Hükümetlerarası Konferans ile 40 aylık bir süreden sonra AB ile müzakerelerde 22.faslı resmen açan Türkiye'nin önündeki engeller azalmış değil. İlişkilere yeni bir hava ve ivme kazandırıldığı duygusu oluşturulmaya çalışılsa da Brüksel kulislerinde konuşulanlar bunun, durgun bir dönemin ardından yapılan yeni bir başlangıç olmaktan ziyade bitmekte ve daralmakta olan bir alanda atılan son manevralar olduğu yönünde.
AB Bakanı ve Başmüzakereci Egemen Bağış ve Kalkınma Bakanı Cevdet Yılmaz faslın açılışından sonra düzenlenen basın toplantısında AB'ye başta insan hakları, yargı, adalet ve güvenlik alanlarını kapsayan 23 ve 24.fasılların da açılması için çağrıda bulundular. Ancak başta bu fasıllar olmak üzere 14 fasıl Kıbrıs meselesi nedeniyle bloke halde ve blokajın kalkması Birleşmiş Milletler'de devam eden Kıbrıs görüşmelerinin sonucuna bağlı.
Ban Ki-Moon Planı
Bu konuyla ilgili olarak gazetecilerin sorularını yanıtlayan Bakan Bağış umutlu olduğunu ifade ederek şunları söyledi: "Atina ve Ankara'ya yapılacak karşılıklı ziyaretler sonrasında Kıbrıs sorununun çözümü için Annan Planı benzeri bir Ban Ki-Moon planı ortaya çıkmasını biz dileriz. Taraflar anlaştıkları yere kadar anlaşırlar anlaşamadıkları yerleri Sayın Annan'a güvendiğimiz gibi boşlukları doldurması için Sayın Moon'a bırakırız.
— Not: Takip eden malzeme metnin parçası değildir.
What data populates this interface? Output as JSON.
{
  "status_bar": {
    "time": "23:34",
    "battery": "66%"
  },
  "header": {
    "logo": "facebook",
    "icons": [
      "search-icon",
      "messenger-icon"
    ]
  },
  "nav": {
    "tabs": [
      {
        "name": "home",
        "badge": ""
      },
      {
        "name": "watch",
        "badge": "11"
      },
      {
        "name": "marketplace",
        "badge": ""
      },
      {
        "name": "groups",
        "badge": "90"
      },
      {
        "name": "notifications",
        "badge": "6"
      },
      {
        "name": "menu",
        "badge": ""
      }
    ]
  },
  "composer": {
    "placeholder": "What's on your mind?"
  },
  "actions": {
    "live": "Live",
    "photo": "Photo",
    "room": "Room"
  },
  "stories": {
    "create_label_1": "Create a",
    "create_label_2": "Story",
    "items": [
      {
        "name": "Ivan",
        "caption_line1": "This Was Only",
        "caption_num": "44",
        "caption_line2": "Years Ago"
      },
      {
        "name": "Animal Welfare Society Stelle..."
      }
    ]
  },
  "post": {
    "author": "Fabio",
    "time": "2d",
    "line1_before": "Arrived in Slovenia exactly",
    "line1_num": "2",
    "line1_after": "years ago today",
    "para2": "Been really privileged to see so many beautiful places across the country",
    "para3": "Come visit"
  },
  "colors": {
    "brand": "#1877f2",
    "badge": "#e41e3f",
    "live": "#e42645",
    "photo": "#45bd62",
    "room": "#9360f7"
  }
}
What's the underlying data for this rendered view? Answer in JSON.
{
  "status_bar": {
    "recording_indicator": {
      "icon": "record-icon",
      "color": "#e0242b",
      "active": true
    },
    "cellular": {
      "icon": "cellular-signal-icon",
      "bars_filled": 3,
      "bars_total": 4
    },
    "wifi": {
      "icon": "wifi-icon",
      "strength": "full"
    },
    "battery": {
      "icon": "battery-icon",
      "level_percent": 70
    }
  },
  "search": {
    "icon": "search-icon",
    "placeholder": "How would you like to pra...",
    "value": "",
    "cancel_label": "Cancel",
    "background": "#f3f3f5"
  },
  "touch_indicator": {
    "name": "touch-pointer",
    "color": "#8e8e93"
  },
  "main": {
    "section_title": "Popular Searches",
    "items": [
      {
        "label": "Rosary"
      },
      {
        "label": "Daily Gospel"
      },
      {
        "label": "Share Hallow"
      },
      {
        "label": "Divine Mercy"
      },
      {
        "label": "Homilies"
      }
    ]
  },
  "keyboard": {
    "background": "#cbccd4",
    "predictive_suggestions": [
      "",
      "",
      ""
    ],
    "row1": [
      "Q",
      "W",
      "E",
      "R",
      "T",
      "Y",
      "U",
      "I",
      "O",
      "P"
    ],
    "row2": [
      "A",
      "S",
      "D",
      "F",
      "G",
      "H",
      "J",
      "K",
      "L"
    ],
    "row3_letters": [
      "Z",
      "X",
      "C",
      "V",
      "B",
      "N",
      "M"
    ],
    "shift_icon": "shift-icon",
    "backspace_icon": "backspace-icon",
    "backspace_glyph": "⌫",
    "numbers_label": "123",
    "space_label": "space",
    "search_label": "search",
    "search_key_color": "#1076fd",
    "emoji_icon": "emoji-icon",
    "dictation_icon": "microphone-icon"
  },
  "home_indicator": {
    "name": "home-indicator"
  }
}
Biz bu tür çağrıları hep yaptık yine yapıyoruz."
Girişimi başlamış, taslağı hazırlanan bir 'Ban Ki-Moon Planı' olup olmadığı sorusuna ise Bakan Bağış "Bu bir öngörü ama bilgilerle desteklenmiş bir öngörü ve biz her şeye hazırlıklıyız" cevabını verdi.
Açılan 22. Faslın konusuna giren bölgesel politikalar ve yapısal araçlar, AB bütçesinden en çok pay alan alanlardan biri. Bu fasıl ile yerel yönetimlerin güçlendirilmesine, bölgesel farklılıkların giderilmesine, vatandaşların AB fonlarından bizzat faydalanabilmesine, kadınların çalışma hayatına daha çok katılması, kız çocuklarının okuma yazma ile mesleki ve teknik eğitim öğrenmeleri için imkânlarını sunulması gibi çok sayıda yerel projenin hayata geçirilmesine olanak sağlanacak.